Sunday, April 13, 2008

Toys and the Media

So one of the threads I started musing about after our first toy lecture was the concept of how toys relate to media, advertising, portrayal, and society. Some “toys” are for education rather than for fun, or are some toys for teaching things about society? For instance, one common game amongst children is “house” and people play “house” which I assume helps them learn how to have a house to tend in the future. There are also toys like Barbie, which are controversial because of what they teach, or the expectations that they create in society.

How do societal standards relate to toys?

Every toy you see an advertisement for tends to be flashy and exciting. Think back to old fashioned toys- usually homemade, usually wood, usually not advertised or bought. The things I think of are like stilts, ball and cup games, spelling word blocks, the wood panels you can flip back and forth, etc.

Toys, just like everything else (clothes, cars, houses, kitchens…) have gotten a revamp. It seems like things that used to be viewed as tools, or means to an end, are now viewed more as social symbols. Some toys seem like they don’t entirely have a point. One of the ones I’ve never understood is “Bratz” dolls. Why would you want something that’s supposed to be bratty and obnoxious? There were already so many other dolls in the market before that, and I can’t find a benefit to having a bratty doll.
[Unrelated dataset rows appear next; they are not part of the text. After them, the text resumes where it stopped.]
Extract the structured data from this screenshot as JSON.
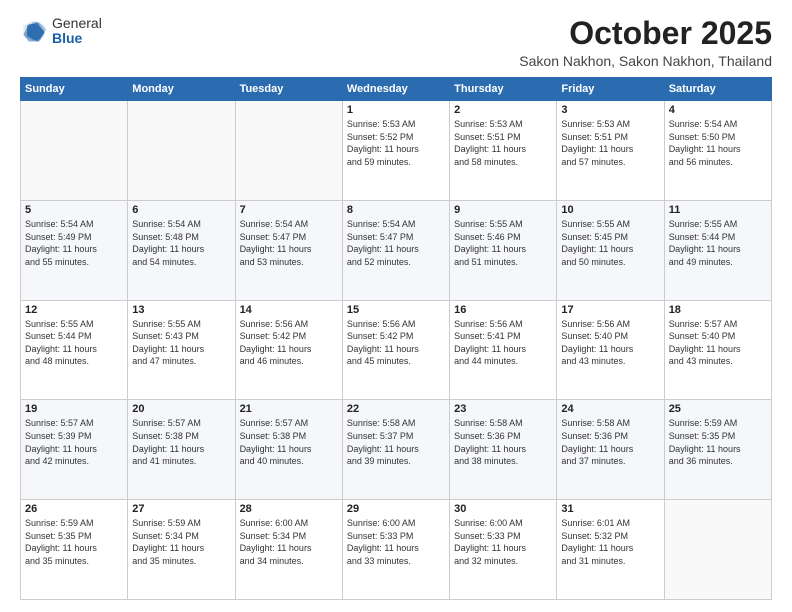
{
  "logo": {
    "general": "General",
    "blue": "Blue"
  },
  "title": "October 2025",
  "subtitle": "Sakon Nakhon, Sakon Nakhon, Thailand",
  "days_of_week": [
    "Sunday",
    "Monday",
    "Tuesday",
    "Wednesday",
    "Thursday",
    "Friday",
    "Saturday"
  ],
  "weeks": [
    [
      {
        "num": "",
        "info": ""
      },
      {
        "num": "",
        "info": ""
      },
      {
        "num": "",
        "info": ""
      },
      {
        "num": "1",
        "info": "Sunrise: 5:53 AM\nSunset: 5:52 PM\nDaylight: 11 hours\nand 59 minutes."
      },
      {
        "num": "2",
        "info": "Sunrise: 5:53 AM\nSunset: 5:51 PM\nDaylight: 11 hours\nand 58 minutes."
      },
      {
        "num": "3",
        "info": "Sunrise: 5:53 AM\nSunset: 5:51 PM\nDaylight: 11 hours\nand 57 minutes."
      },
      {
        "num": "4",
        "info": "Sunrise: 5:54 AM\nSunset: 5:50 PM\nDaylight: 11 hours\nand 56 minutes."
      }
    ],
    [
      {
        "num": "5",
        "info": "Sunrise: 5:54 AM\nSunset: 5:49 PM\nDaylight: 11 hours\nand 55 minutes."
      },
      {
        "num": "6",
        "info": "Sunrise: 5:54 AM\nSunset: 5:48 PM\nDaylight: 11 hours\nand 54 minutes."
      },
      {
        "num": "7",
        "info": "Sunrise: 5:54 AM\nSunset: 5:47 PM\nDaylight: 11 hours\nand 53 minutes."
      },
      {
        "num": "8",
        "info": "Sunrise: 5:54 AM\nSunset: 5:47 PM\nDaylight: 11 hours\nand 52 minutes."
      },
      {
        "num": "9",
        "info": "Sunrise: 5:55 AM\nSunset: 5:46 PM\nDaylight: 11 hours\nand 51 minutes."
      },
      {
        "num": "10",
        "info": "Sunrise: 5:55 AM\nSunset: 5:45 PM\nDaylight: 11 hours\nand 50 minutes."
      },
      {
        "num": "11",
        "info": "Sunrise: 5:55 AM\nSunset: 5:44 PM\nDaylight: 11 hours\nand 49 minutes."
      }
    ],
    [
      {
        "num": "12",
        "info": "Sunrise: 5:55 AM\nSunset: 5:44 PM\nDaylight: 11 hours\nand 48 minutes."
      },
      {
        "num": "13",
        "info": "Sunrise: 5:55 AM\nSunset: 5:43 PM\nDaylight: 11 hours\nand 47 minutes."
      },
      {
        "num": "14",
        "info": "Sunrise: 5:56 AM\nSunset: 5:42 PM\nDaylight: 11 hours\nand 46 minutes."
      },
      {
        "num": "15",
        "info": "Sunrise: 5:56 AM\nSunset: 5:42 PM\nDaylight: 11 hours\nand 45 minutes."
      },
      {
        "num": "16",
        "info": "Sunrise: 5:56 AM\nSunset: 5:41 PM\nDaylight: 11 hours\nand 44 minutes."
      },
      {
        "num": "17",
        "info": "Sunrise: 5:56 AM\nSunset: 5:40 PM\nDaylight: 11 hours\nand 43 minutes."
      },
      {
        "num": "18",
        "info": "Sunrise: 5:57 AM\nSunset: 5:40 PM\nDaylight: 11 hours\nand 43 minutes."
      }
    ],
    [
      {
        "num": "19",
        "info": "Sunrise: 5:57 AM\nSunset: 5:39 PM\nDaylight: 11 hours\nand 42 minutes."
      },
      {
        "num": "20",
        "info": "Sunrise: 5:57 AM\nSunset: 5:38 PM\nDaylight: 11 hours\nand 41 minutes."
      },
      {
        "num": "21",
        "info": "Sunrise: 5:57 AM\nSunset: 5:38 PM\nDaylight: 11 hours\nand 40 minutes."
      },
      {
        "num": "22",
        "info": "Sunrise: 5:58 AM\nSunset: 5:37 PM\nDaylight: 11 hours\nand 39 minutes."
      },
      {
        "num": "23",
        "info": "Sunrise: 5:58 AM\nSunset: 5:36 PM\nDaylight: 11 hours\nand 38 minutes."
      },
      {
        "num": "24",
        "info": "Sunrise: 5:58 AM\nSunset: 5:36 PM\nDaylight: 11 hours\nand 37 minutes."
      },
      {
        "num": "25",
        "info": "Sunrise: 5:59 AM\nSunset: 5:35 PM\nDaylight: 11 hours\nand 36 minutes."
      }
    ],
    [
      {
        "num": "26",
        "info": "Sunrise: 5:59 AM\nSunset: 5:35 PM\nDaylight: 11 hours\nand 35 minutes."
      },
      {
        "num": "27",
        "info": "Sunrise: 5:59 AM\nSunset: 5:34 PM\nDaylight: 11 hours\nand 35 minutes."
      },
      {
        "num": "28",
        "info": "Sunrise: 6:00 AM\nSunset: 5:34 PM\nDaylight: 11 hours\nand 34 minutes."
      },
      {
        "num": "29",
        "info": "Sunrise: 6:00 AM\nSunset: 5:33 PM\nDaylight: 11 hours\nand 33 minutes."
      },
      {
        "num": "30",
        "info": "Sunrise: 6:00 AM\nSunset: 5:33 PM\nDaylight: 11 hours\nand 32 minutes."
      },
      {
        "num": "31",
        "info": "Sunrise: 6:01 AM\nSunset: 5:32 PM\nDaylight: 11 hours\nand 31 minutes."
      },
      {
        "num": "",
        "info": ""
      }
    ]
  ]
}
Additionally, some things seem to make a splash and be wildly popular, yet aren’t very far distinguished from other toys.

Take “Tickle Me Elmo”- a toy that seems to be on the news every Christmas as frazzled parents rush through toy stores trying to find one for their child. Why? There are lots of fuzzy toys that make noise. This doesn’t seem to be a particularly unique concept. Is it the fact that it is “Tickle Me Elmo” that makes it so coveted?

I think that it is the case more and more that things, even toys, are valued for being what they are, or for their connotations, and not for how fun they are to play with.

Is there anything the media doesn't touch?